/Pollyduble

An experimental proof-of-concept script to automatically dub videos to English with the help of local TTS, voice cloning, audio separation, speech recognition and FFmpeg

Primary LanguagePythonMIT LicenseMIT

Pollyduble

Automatic Dubbing with Voice Cloning and Speech Recognition
Made possible thanks to OpenVoice, MeloTTS, Faster Whisper, VoiceFixer, python-audio-separator and FFmpeg.

Polly the Tadpole

This is a highly experimental prototype of a script that aims to automatically dub English audio over a video file originally recorded in any language Whisper supports. Theoretically, with some modifications and different OpenVoice models, it should support any language supported by OpenVoice, however the translation would have to be handled by something other than Whisper

Features

  • Voice cloning and local text-to-speech synthesis
  • Automatic speech recognition
  • Audio separation
  • Automatic synchronization of dubbed lines to the original speech
  • Optional voice fixing to bring back some high frequencies lost during the voice cloning process
  • Muxing the dubbed audio and extracted instrumental track back into the video

PRs are welcome, this is mostly just a proof-of-concept. Some good ideas for improvement include:

  • Speaker diarization to separate the speech of different characters and automatically assign the correct dubbed lines to the correct characters
  • Ability to load custom subtitles instead of relying on automatic speech recognition
  • A translation neural network (local is highly preferred) or API to not rely on Whisper's shoddy translations

Pre-requisites

  • Python 3.9
  • FFmpeg, FFprobe and FFplay installed on your system and in PATH
  • Windows (only tested on Windows)
  • A modern NVIDIA GPU with CUDA support is probably required
  • Miniconda or Anaconda (optional, but recommended)

Installation

  1. Install FFmpeg, FFprobe and FFplay on your system and make sure they are in PATH. You can download them from here.

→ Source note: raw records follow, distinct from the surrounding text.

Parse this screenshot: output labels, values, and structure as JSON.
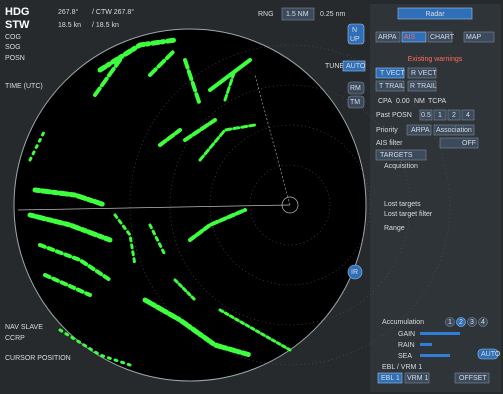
{
  "header": {
    "hdg_label": "HDG",
    "hdg": "267.8°",
    "ctw": "/ CTW 267.8°",
    "stw_label": "STW",
    "stw": "18.5 kn",
    "stw2": "/ 18.5 kn",
    "cog_label": "COG",
    "sog_label": "SOG",
    "posn_label": "POSN",
    "time_label": "TIME (UTC)"
  },
  "range": {
    "label": "RNG",
    "value": "1.5 NM",
    "rings": "0.25 nm"
  },
  "side": {
    "north_up": "N",
    "up": "UP",
    "rm": "RM",
    "tm": "TM",
    "tune": "TUNE",
    "auto": "AUTO",
    "ir": "IR"
  },
  "panel": {
    "radar": "Radar",
    "tabs": [
      "ARPA",
      "AIS",
      "CHART",
      "MAP"
    ],
    "warnings": "Existing warnings",
    "t_vect": "T VECT",
    "r_vect": "R VECT",
    "t_trail": "T TRAIL",
    "r_trail": "R TRAIL",
    "cpa": "CPA",
    "cpa_value": "0.00",
    "cpa_unit": "NM",
    "tcpa": "TCPA",
    "past_posn": "Past POSN",
    "past_steps": [
      "0.5",
      "1",
      "2",
      "4"
    ],
    "priority": "Priority",
    "priority_arpa": "ARPA",
    "association": "Association",
    "ais_filter": "AIS filter",
    "ais_filter_value": "OFF",
    "targets": "TARGETS",
    "acquisition": "Acquisition",
    "lost_targets": "Lost targets",
    "lost_target_filter": "Lost target filter",
    "range": "Range",
    "accumulation": "Accumulation",
    "acc_steps": [
      "1",
      "2",
      "3",
      "4"
    ],
    "gain": "GAIN",
    "rain": "RAIN",
    "sea": "SEA",
    "auto": "AUTO",
    "ebl_vrm": "EBL / VRM 1",
    "ebl1": "EBL 1",
    "vrm1": "VRM 1",
    "offset": "OFFSET"
  },
  "footer": {
    "nav": "NAV SLAVE",
    "ccrp": "CCRP",
    "cursor": "CURSOR POSITION"
  }
}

  2. Make a new directory and clone this repository:

git clone https://github.com/igerman00/Pollyduble
cd Pollyduble
  1. Create a new Conda environment:
conda create -n dubbing python=3.9
  1. Activate the Conda environment:
conda activate dubbing
  1. Clone the OpenVoice repository
git clone https://github.com/myshell-ai/OpenVoice

Make sure the OpenVoice repository is in the same directory as this repository, it should be named "OpenVoice".

  1. Install OpenVoice:
cd OpenVoice
pip install -e .
pip install git+https://github.com/myshell-ai/MeloTTS.git
python -m unidic download
  1. Install torch with GPU support (the index-url parameter should be optional for no GPU support):
pip3 install torch torchvision torchaudio --index-url https://download.pytorch.org/whl/cu118
  1. Install the other dependencies:
cd .. # Go back to the root directory of the repo
pip install -r requirements-win-cu118.txt

Usage

  1. Obtain a video file and place it anywhere on your computer, for this example we will assume it is in the same directory as our demo.py script, and it is named video.mp4.
  2. Run the script:
python demo.py -i video.mp4 -s -m

The output will be stored in the Pollyduble/output directory by default. It will contain various files including the dubbed video, the separated audio, the dubbed audio, and the voice sample. Mostly, it should be one-click.

Options include:

  • -i or --input to specify the input video file
  • -o or --output to specify the output directory (default is Pollyduble/output)
  • -v or --voice to specify a custom sample for the voice cloning. If not specified, one will be created from the first 15 seconds of the video
  • -s or --separate to enable audio separation, i.e. extracting the background music and the speech from the video separately
  • -m or --mux to enable muxing the separated audio back into the video with the dubbed speech
  • -f or --fix to enable voice fixing, i.e. improving the quality of the dubbed speech.
    ^ Experimental and doesn't actually sound that good most of the time.
  • --help to display the help message

License

This project is licensed under the MIT License - see the LICENSE file for details.